Thursday, March 16, 2023


Crate digging, 45s, and the random ways that records are passed down
"The world is governed by chance," novelist Paul Auster once observed. "Randomness stalks us every day of our lives." This is true, and there's no more delicious proof of that than in a used record store when I'm elbow-deep in a box of records. where artists, bands, labels, genres, and decades collide in capricious ways. As pleasurable and sanity-saving as it is to peruse an alphabetized or otherwise well-organized bin of records, I most dig being able to hunker down on the floor with a flimsy box of records grouped, if via any principle at all, by chance, the bizarro equivalent of peripheral browsing in a brick-and-mortar library, only the Dewey Decimal's been replaced by the Chaotic Haphazard as I shuffle through and among scattered surprises, both of the upgrade and the never-seen-that-one-in-the-wild variety. This can certainly happen as I'm streaming online, alert to the revelations popping up in someone's playlist, but it doesn't compare to finding an obscure seven-inch treasure, forking over a buck or three, bringing it home, cleaning it, and spinning....

A couple of days ago I was hanging out at Record Wonderland in Roselle, Illinois, a regular stop for me. The owner Steve usually hauls out his latest 45s when I'm there. This time I noticed a through line among the stacks of records he'd boxed up: the name "Herm" scrawled across each label.

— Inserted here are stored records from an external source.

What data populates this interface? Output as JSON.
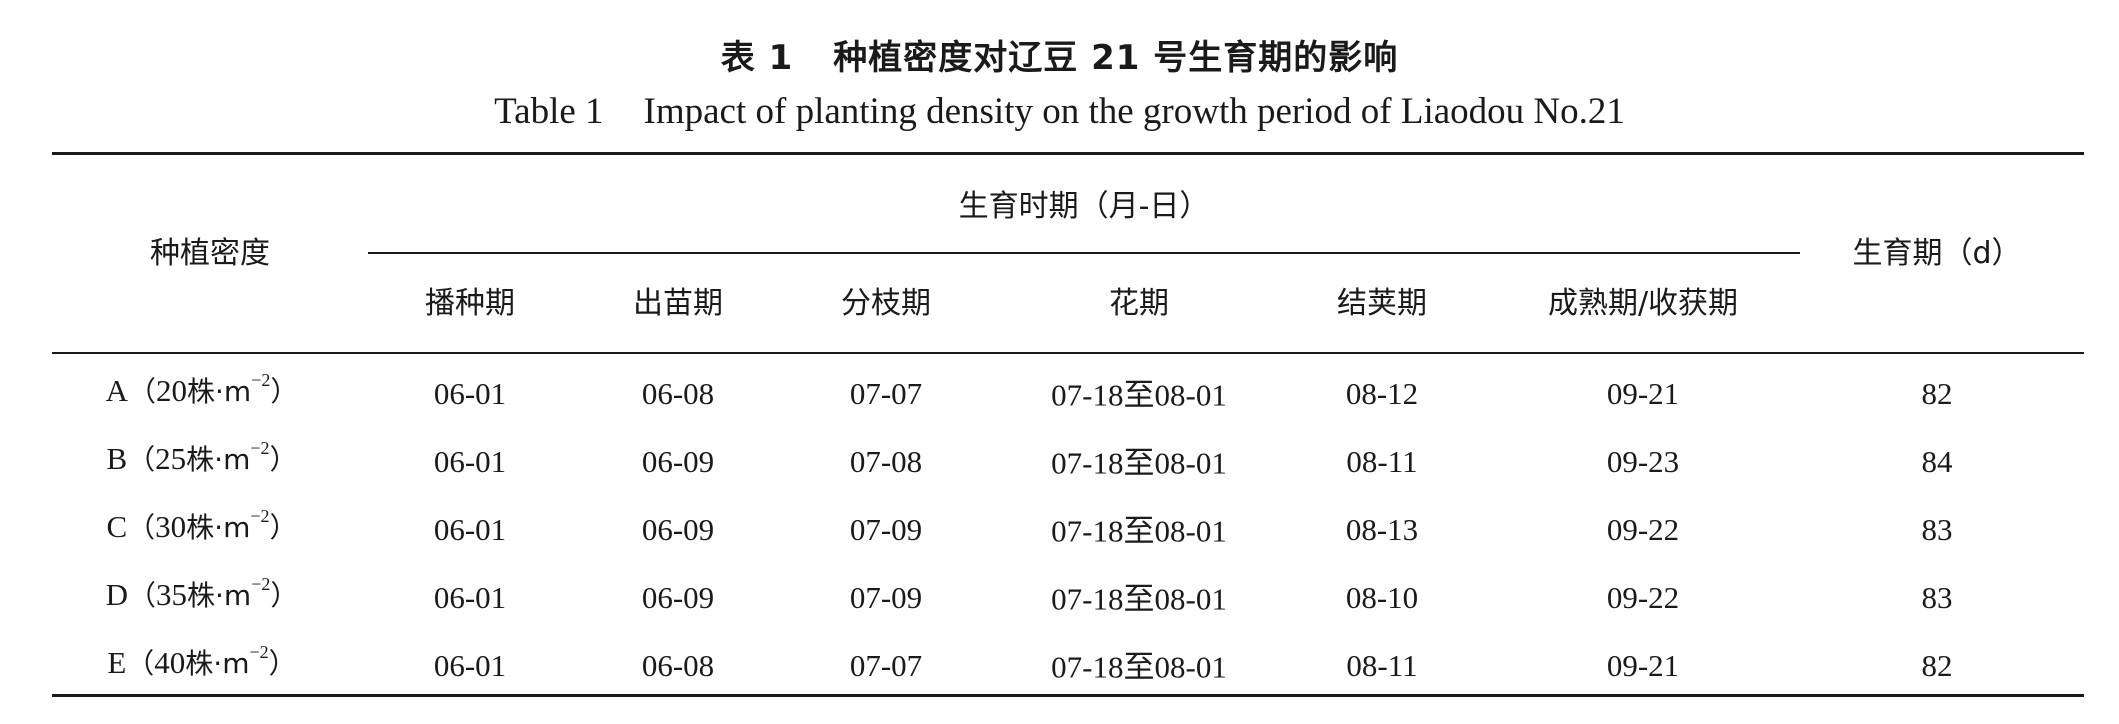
{
  "caption": {
    "cn_label": "表 1",
    "cn_title": "种植密度对辽豆 21 号生育期的影响",
    "en_label": "Table 1",
    "en_title": "Impact of planting density on the growth period of Liaodou No.21"
  },
  "table": {
    "col_density": "种植密度",
    "group_header": "生育时期（月-日）",
    "col_days": "生育期（d）",
    "stage_headers": [
      "播种期",
      "出苗期",
      "分枝期",
      "花期",
      "结荚期",
      "成熟期/收获期"
    ],
    "rows": [
      {
        "letter": "A",
        "density": "20",
        "unit": "株·m",
        "exp": "−2",
        "sowing": "06-01",
        "emergence": "06-08",
        "branching": "07-07",
        "flowering": "07-18至08-01",
        "podding": "08-12",
        "maturity": "09-21",
        "days": "82"
      },
      {
        "letter": "B",
        "density": "25",
        "unit": "株·m",
        "exp": "−2",
        "sowing": "06-01",
        "emergence": "06-09",
        "branching": "07-08",
        "flowering": "07-18至08-01",
        "podding": "08-11",
        "maturity": "09-23",
        "days": "84"
      },
      {
        "letter": "C",
        "density": "30",
        "unit": "株·m",
        "exp": "−2",
        "sowing": "06-01",
        "emergence": "06-09",
        "branching": "07-09",
        "flowering": "07-18至08-01",
        "podding": "08-13",
        "maturity": "09-22",
        "days": "83"
      },
      {
        "letter": "D",
        "density": "35",
        "unit": "株·m",
        "exp": "−2",
        "sowing": "06-01",
        "emergence": "06-09",
        "branching": "07-09",
        "flowering": "07-18至08-01",
        "podding": "08-10",
        "maturity": "09-22",
        "days": "83"
      },
      {
        "letter": "E",
        "density": "40",
        "unit": "株·m",
        "exp": "−2",
        "sowing": "06-01",
        "emergence": "06-08",
        "branching": "07-07",
        "flowering": "07-18至08-01",
        "podding": "08-11",
        "maturity": "09-21",
        "days": "82"
      }
    ]
  }
}
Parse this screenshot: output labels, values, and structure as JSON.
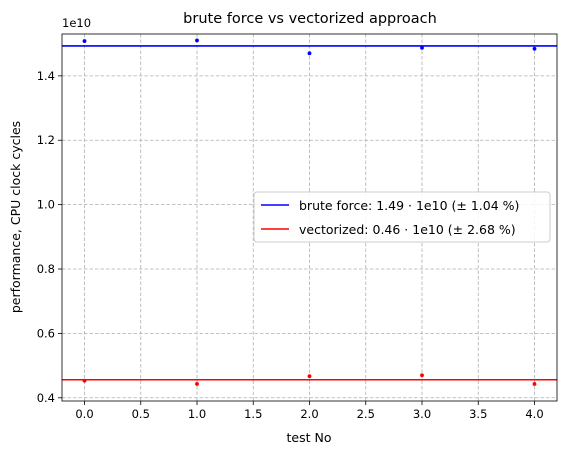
{
  "chart_data": {
    "type": "scatter",
    "title": "brute force vs vectorized approach",
    "xlabel": "test No",
    "ylabel": "performance, CPU clock cycles",
    "y_offset_label": "1e10",
    "xlim": [
      -0.2,
      4.2
    ],
    "ylim": [
      0.39,
      1.53
    ],
    "x_ticks": [
      0.0,
      0.5,
      1.0,
      1.5,
      2.0,
      2.5,
      3.0,
      3.5,
      4.0
    ],
    "x_tick_labels": [
      "0.0",
      "0.5",
      "1.0",
      "1.5",
      "2.0",
      "2.5",
      "3.0",
      "3.5",
      "4.0"
    ],
    "y_ticks": [
      0.4,
      0.6,
      0.8,
      1.0,
      1.2,
      1.4
    ],
    "y_tick_labels": [
      "0.4",
      "0.6",
      "0.8",
      "1.0",
      "1.2",
      "1.4"
    ],
    "grid": true,
    "legend_position": "center-right",
    "series": [
      {
        "name": "brute force: 1.49 · 1e10 (± 1.04 %)",
        "color": "#0000ff",
        "x": [
          0,
          1,
          2,
          3,
          4
        ],
        "values": [
          1.508,
          1.51,
          1.47,
          1.487,
          1.484
        ],
        "mean": 1.493
      },
      {
        "name": "vectorized: 0.46 · 1e10 (± 2.68 %)",
        "color": "#ff0000",
        "x": [
          0,
          1,
          2,
          3,
          4
        ],
        "values": [
          0.453,
          0.443,
          0.467,
          0.47,
          0.443
        ],
        "mean": 0.456
      }
    ]
  }
}
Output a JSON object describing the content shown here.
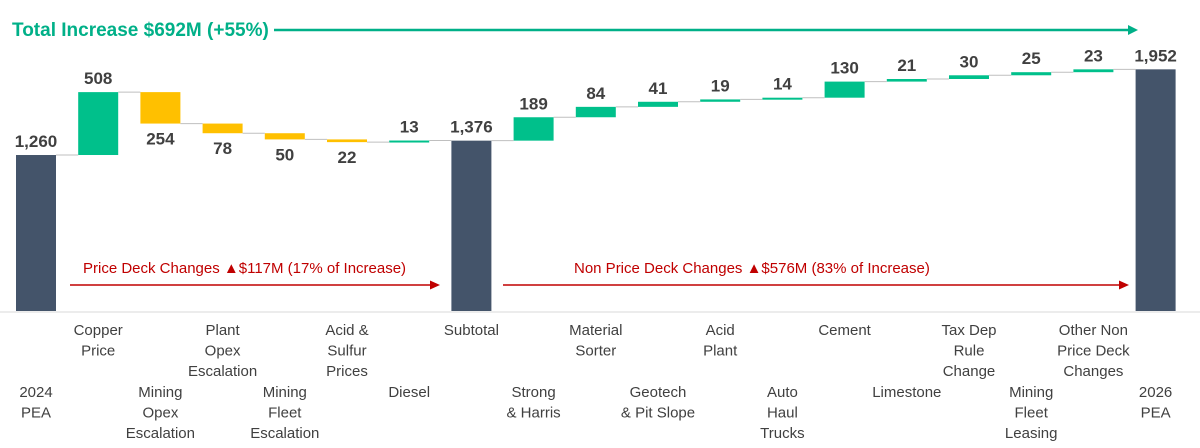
{
  "chart_data": {
    "type": "bar",
    "subtype": "waterfall",
    "title": "Total Increase $692M (+55%)",
    "unit": "$M",
    "categories": [
      "2024 PEA",
      "Copper Price",
      "Mining Opex Escalation",
      "Plant Opex Escalation",
      "Mining Fleet Escalation",
      "Acid & Sulfur Prices",
      "Diesel",
      "Subtotal",
      "Strong & Harris",
      "Material Sorter",
      "Geotech & Pit Slope",
      "Acid Plant",
      "Auto Haul Trucks",
      "Cement",
      "Limestone",
      "Tax Dep Rule Change",
      "Mining Fleet Leasing",
      "Other Non Price Deck Changes",
      "2026 PEA"
    ],
    "category_lines": [
      [
        "2024",
        "PEA"
      ],
      [
        "Copper",
        "Price"
      ],
      [
        "Mining",
        "Opex",
        "Escalation"
      ],
      [
        "Plant",
        "Opex",
        "Escalation"
      ],
      [
        "Mining",
        "Fleet",
        "Escalation"
      ],
      [
        "Acid &",
        "Sulfur",
        "Prices"
      ],
      [
        "Diesel"
      ],
      [
        "Subtotal"
      ],
      [
        "Strong",
        "& Harris"
      ],
      [
        "Material",
        "Sorter"
      ],
      [
        "Geotech",
        "& Pit Slope"
      ],
      [
        "Acid",
        "Plant"
      ],
      [
        "Auto",
        "Haul",
        "Trucks"
      ],
      [
        "Cement"
      ],
      [
        "Limestone"
      ],
      [
        "Tax Dep",
        "Rule",
        "Change"
      ],
      [
        "Mining",
        "Fleet",
        "Leasing"
      ],
      [
        "Other Non",
        "Price Deck",
        "Changes"
      ],
      [
        "2026",
        "PEA"
      ]
    ],
    "bar_kind": [
      "total",
      "increase",
      "decrease",
      "decrease",
      "decrease",
      "decrease",
      "increase",
      "total",
      "increase",
      "increase",
      "increase",
      "increase",
      "increase",
      "increase",
      "increase",
      "increase",
      "increase",
      "increase",
      "total"
    ],
    "values": [
      1260,
      508,
      -254,
      -78,
      -50,
      -22,
      13,
      1376,
      189,
      84,
      41,
      19,
      14,
      130,
      21,
      30,
      25,
      23,
      1952
    ],
    "labels": [
      "1,260",
      "508",
      "254",
      "78",
      "50",
      "22",
      "13",
      "1,376",
      "189",
      "84",
      "41",
      "19",
      "14",
      "130",
      "21",
      "30",
      "25",
      "23",
      "1,952"
    ],
    "annotations": {
      "price_deck": "Price Deck Changes ▲$117M (17% of Increase)",
      "non_price_deck": "Non Price Deck Changes ▲$576M (83% of Increase)"
    },
    "colors": {
      "total": "#44546a",
      "increase": "#00c08b",
      "decrease": "#ffc000",
      "title": "#00b088",
      "annotation": "#c00000",
      "arrow": "#c00000",
      "text": "#404040"
    },
    "grid": false,
    "legend": "none"
  }
}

Herm it turns out, used to DJ high school dances in the Pittsburgh area in the 1960s and 1970s, and he recently moved to the Chicago area. Steve got wind of Herm's large and diverse collection, visited Herm, who's now in his seventies, at his home, and bought his entire collection outright. "He didn’t have a player when I visited him," Steve told me, "but when I asked him about the titles I didn’t recognize, he seemed to remember them pretty well and accurately tell me what genre they were." He added that Herm only wanted to sell the whole collection, not piece by piece. "I almost didn’t make an offer, but there were some rare garage stuff like The Sonics that I couldn’t resist." 

For a DJ, Herm kept his records in remarkable shape, the only "blemish" among the collection being his large, black-ink tags often inexplicably penned over the name of the record label, all assertively bearing the weight of his ownership. I generally don't mind writing on labels, unless they obscure more than they evoke—they're  catnip to my imagination, a scrawled first name or a random number that opens up all possibilities and narratives as to previous owners and the arbitrary lives of the records themselves. As for Herm, I'd just as soon know only a little. He "signed" his records in an attempt to ward off thieves who might want to walk home with a slab of vinyl or two: if you were a stranger, friend, or sibling, Herm could prove that you'd five-fingered a record from his collection. Stealer beware!

As for the happenstance—or the "Hermenstance," if you will—of my recent finds, to my delight 'ol Herm and I shared taste in a wide variety of music. I came away from the store with a handful of cool singles—a tiny percentage of what Steve's selling. It's fun to imagine that these were among the very 45s Herm brought with him to some Pittsburgh-area high school's all purpose room. Sounds that were alive in a teen club or an auditorium or a house party decades ago hundreds of miles away now reverberating in my house, echos across generations just above our heads. Soul to R&B to garage to pysch and back again—believe me, these random tunes provided enough of an energy boost to get and to keep a teen party going. And they will tonight, too (minus the teenagers).

So time travel back with me back to the late '60s, to a Friday or Saturday night in Pittsburgh or West View or Wilkinsburg PA. The night's getting started, Herm's hunched over his turntable. Get out on that dance floor!